Martin would be a permanent guest driver for the “Race at Home Challenge” series, which will offer the winner a chance to test a Formula E car at a future real-world race event. The Challenge will take place on the rFactor 2 platform.

As such, Martin is the first transgender driver to be affiliated with FIA Formula E and joins a host of other female drivers who have either competed in the series or who have participated in test events.

=== British Vogue Magazine ===

Martin was included in the 2021 Vogue 25, celebrating the extraordinary women shaping 2021 and beyond.

Martin subsequently appeared in Vogue Magazine's Forces For Change campaign with BMW, in the November 2023 issue of the magazine.

==Personal life==
Martin is the great-granddaughter of engineer Percy Martin, and is a part-owner of the machine tool company that he founded in 1921.

Martin is transgender and has used her status as a prominent racing driver to raise awareness of LGBT and transgender rights. She was influenced by trans model Caroline Cossey, saying "She was a real trailblazer for the trans community and I remember it clear as day.

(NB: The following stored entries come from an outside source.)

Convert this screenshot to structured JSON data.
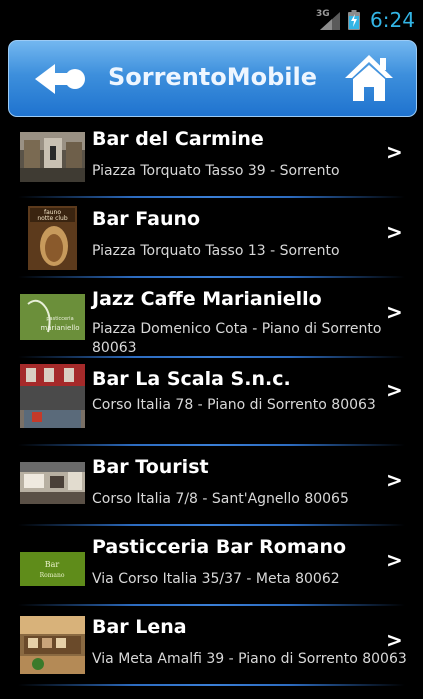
{
  "status_bar": {
    "network": "3G",
    "time": "6:24",
    "accent_color": "#33b5e5"
  },
  "header": {
    "title": "SorrentoMobile",
    "back_icon": "back-arrow-icon",
    "home_icon": "home-icon"
  },
  "chevron": ">",
  "bars": [
    {
      "name": "Bar del Carmine",
      "address": "Piazza Torquato Tasso 39 - Sorrento"
    },
    {
      "name": "Bar Fauno",
      "address": "Piazza Torquato Tasso 13 - Sorrento"
    },
    {
      "name": "Jazz Caffe Marianiello",
      "address": "Piazza Domenico Cota - Piano di Sorrento 80063"
    },
    {
      "name": "Bar La Scala S.n.c.",
      "address": "Corso Italia 78 - Piano di Sorrento 80063"
    },
    {
      "name": "Bar Tourist",
      "address": "Corso Italia 7/8 - Sant'Agnello 80065"
    },
    {
      "name": "Pasticceria Bar Romano",
      "address": "Via Corso Italia 35/37 - Meta 80062"
    },
    {
      "name": "Bar Lena",
      "address": "Via Meta Amalfi 39 - Piano di Sorrento 80063"
    }
  ]
}
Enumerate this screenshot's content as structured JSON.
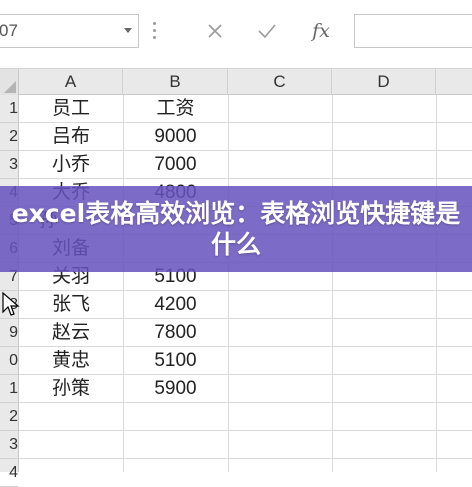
{
  "formula_bar": {
    "name_box_value": "07",
    "fx_label": "fx"
  },
  "columns": [
    "A",
    "B",
    "C",
    "D"
  ],
  "rows": [
    "1",
    "2",
    "3",
    "4",
    "5",
    "6",
    "7",
    "8",
    "9",
    "0",
    "1",
    "2",
    "3",
    "4"
  ],
  "table": {
    "headers": [
      "员工",
      "工资"
    ],
    "data": [
      [
        "吕布",
        "9000"
      ],
      [
        "小乔",
        "7000"
      ],
      [
        "大乔",
        "4800"
      ],
      [
        "孙",
        ""
      ],
      [
        "刘备",
        ""
      ],
      [
        "关羽",
        "5100"
      ],
      [
        "张飞",
        "4200"
      ],
      [
        "赵云",
        "7800"
      ],
      [
        "黄忠",
        "5100"
      ],
      [
        "孙策",
        "5900"
      ]
    ]
  },
  "banner": {
    "title": "excel表格高效浏览：表格浏览快捷键是什么"
  },
  "colors": {
    "banner": "#6854be",
    "header_bg": "#e9e9e9",
    "gridline": "#dadada"
  }
}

It was a huge 'eureka' moment of 'this is what I need to do'. I was only about seven."

During the 2018 Ginetta GT5 Challenge and British GT round at Silverstone, Martin led a campaign for drivers to run with rainbow stickers on their cars in order to mark Pride Month and to show support for equality and diversity in the industry.

Martin has called for the normalisation of LGBT representation in motorsport as part of the greater drive towards gender equality in racing. Speaking to Motor Sport in June 2018 about her bid to become the first transgender racing driver to race in 24 Hours of Le Mans she commented: "People will say it shouldn’t be a big deal that a driver is transgender but I think it’s important that people in those positions should be visible. People from the LGBT community are in all sports and all walks of life, and they inspire and encourage others."

Martin was announced as Stonewall’s first Sports Ambassador as part of the charity’s Rainbow Laces campaign, joining celebrity ambassadors such as Alan Carr, Nicole Scherzinger and Paris Lees in representing the charity.

Martin also became the first-ever racing driver to join Athlete Ally’s ambassador programme, partnering with the charity in May 2019 and saying: "I hope to show that a career in motorsport is possible regardless of gender identity. There is a place for everyone in the sporting community and that is as much the case in the pitlane as on the golf course or on a football field."

In June 2019, Martin was announced as an ambassador for Racing Pride – an initiative developed in partnership with Stonewall UK to promote LGBT+ inclusivity within the motorsport industry and among its technological and commercial partners.

Martin has been an active vlogger on transgender rights on her YouTube Channel, Girl For All Seasons (now rebranded to GoCharlie). She has collaborated with other vloggers, such as Fox Fisher and Owl and My Genderation to support their #TransAND campaign, as well as partnering with Childline for their Voice Box series.

In 2017, Martin competed in Series 3 of Ninja Warrior UK, completing the course with a time of 03:03. The show aired on 28 January 2017, drawing an audience of 3.87 million viewers.